Regulators say PG&E should pay for San Bruno blast

On May 5, California regulators recommended that Pacific Gas & Electric Company pay a record $2.25 billion fine for decades of negligence that led to a deadly gas pipeline explosion that leveled a San Francisco Bay area neighborhood.

The penalty would be the largest ever imposed on a utility company by a state regulator, officials said. The California Public Utilities Commission’s investigators said the fine was an appropriate remedy for safety violations extending back several decades, and said the company’s shareholders should shoulder the cost, not the utility’s customers.

“This is going to send a very strong deterrent message to PG&E that this kind of conduct and culture will not be tolerated,” said Brigadier General Jack Hagan, director of the commission’s Safety and Enforcement Division.
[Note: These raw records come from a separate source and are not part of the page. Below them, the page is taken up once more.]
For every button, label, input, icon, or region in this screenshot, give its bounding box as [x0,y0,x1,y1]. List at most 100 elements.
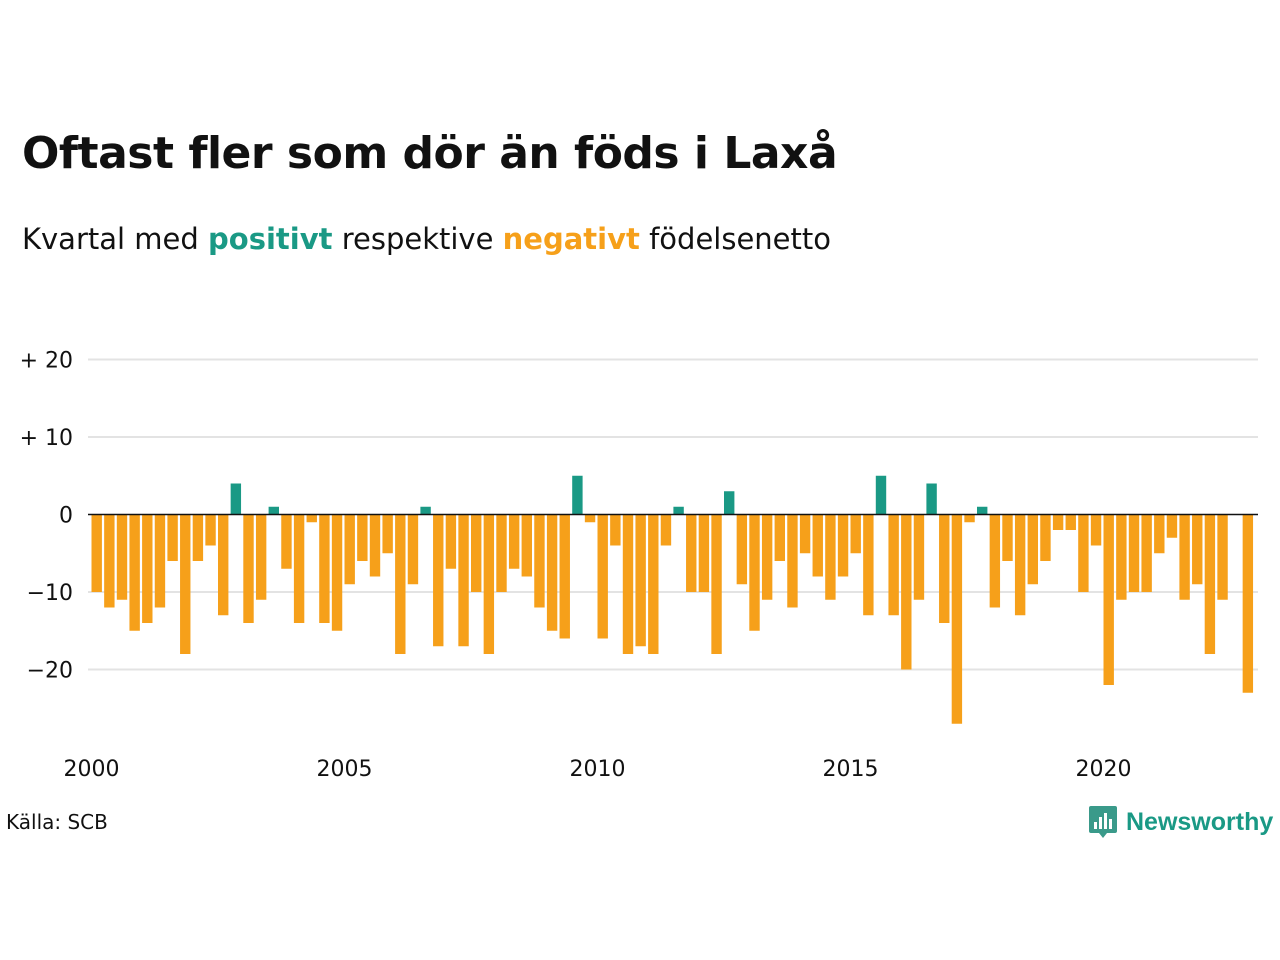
bar [1027,514,1038,585]
bar [218,514,229,616]
brand-name: Newsworthy [1126,807,1274,836]
bar [205,514,216,546]
bar [1103,514,1114,685]
bar [420,506,431,515]
bar [913,514,925,600]
bar [192,514,204,561]
bar [989,514,1001,608]
y-tick-label: −10 [27,581,73,606]
y-tick-label: + 10 [20,426,73,451]
bar [357,514,368,561]
bar [521,514,532,577]
bar [1014,514,1026,616]
bar [1166,514,1178,538]
bar [433,514,444,647]
bar [496,514,507,592]
x-tick-label: 2010 [570,757,626,782]
bar [508,514,520,569]
bar [951,514,963,724]
bar [104,514,115,608]
bar [686,514,697,592]
x-axis-labels: 2000 2005 2010 2015 2020 [64,757,1132,782]
bar [863,514,874,616]
bar [648,514,659,654]
birth-net-bar-chart: + 20 + 10 0 −10 −20 2000 2005 2010 2015 2020 [20,349,1258,782]
bar [1192,514,1203,585]
x-tick-label: 2005 [317,757,373,782]
bar [306,514,317,523]
bar [1154,514,1165,554]
bar [1141,514,1152,592]
bar [243,514,254,623]
bar [837,514,849,577]
bar [825,514,836,600]
bar [255,514,267,600]
bar [91,514,102,592]
bar [1065,514,1076,530]
brand-logo[interactable]: Newsworthy [1088,803,1273,841]
bar [774,514,785,561]
bar [445,514,457,569]
bar [850,514,861,554]
bar [597,514,608,639]
y-tick-label: 0 [59,504,73,529]
bar [610,514,621,546]
x-tick-label: 2020 [1076,757,1132,782]
bar [939,514,950,623]
subtitle-text-middle: respektive [341,222,494,256]
bar [483,514,495,654]
bar [901,514,912,670]
bar [1040,514,1051,561]
bar [230,483,242,515]
bar [736,514,748,585]
bar [761,514,773,600]
bar [116,514,128,600]
bar [724,491,735,515]
y-axis-labels: + 20 + 10 0 −10 −20 [20,349,73,684]
bar [1217,514,1228,600]
bar [635,514,646,647]
bar [711,514,722,654]
bar [812,514,823,577]
bar [1002,514,1013,561]
bar [1128,514,1140,592]
bar [749,514,760,631]
newsworthy-chart-icon [1089,806,1117,838]
bar [1242,514,1254,693]
bar [977,506,988,515]
bar [167,514,178,561]
x-tick-label: 2015 [823,757,879,782]
bar [471,514,482,592]
bar [673,506,684,515]
subtitle-negative-label: negativt [502,222,640,256]
bar [407,514,419,585]
bar [395,514,406,654]
bar [799,514,811,554]
subtitle-text-after: födelsenetto [649,222,831,256]
bar [1116,514,1127,600]
bar [698,514,710,592]
bar [293,514,305,623]
chart-subtitle: Kvartal med positivt respektive negativt… [22,222,831,256]
bar [458,514,469,647]
bar [875,475,887,515]
source-note: Källa: SCB [6,810,108,834]
bar [268,506,279,515]
bars [91,475,1254,724]
bar [382,514,393,554]
bar [129,514,140,631]
gridlines [88,358,1258,671]
bar [660,514,672,546]
bar [1052,514,1064,530]
bar [622,514,634,654]
bar [964,514,975,523]
bar [787,514,798,608]
subtitle-text-before: Kvartal med [22,222,199,256]
bar [281,514,292,569]
x-tick-label: 2000 [64,757,120,782]
bar [344,514,355,585]
bar [319,514,330,623]
bar [1179,514,1190,600]
bar [584,514,596,523]
y-tick-label: + 20 [20,349,73,374]
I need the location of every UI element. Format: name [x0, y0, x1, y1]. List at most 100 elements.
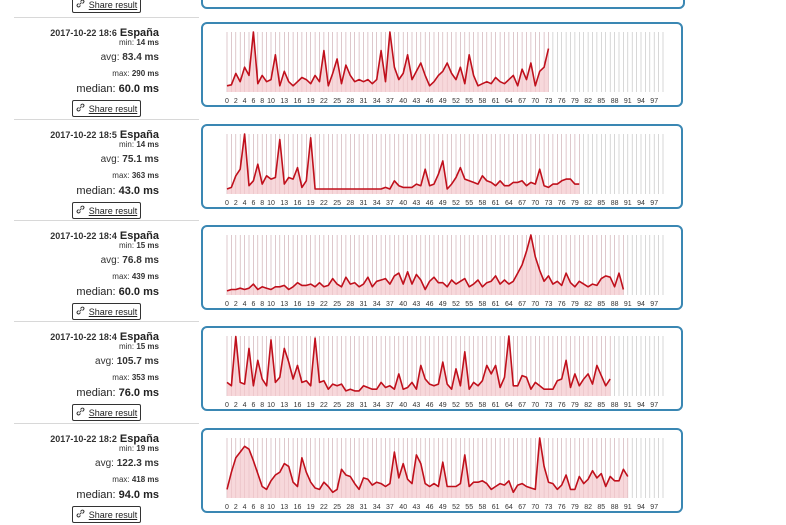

The 2010 pipeline rupture in San Bruno sparked a gas-fueled fireball that killed eight people, and injured dozens more.

The proposal calls for the $2.25 billion to be directly invested in safety testing, replacing and upgrading hundreds of miles of PG&E’s gas transmission lines, rather than being sent to the state’s general fund. That means the company would be able to claim penalty as a tax deduction, Hagan confirmed.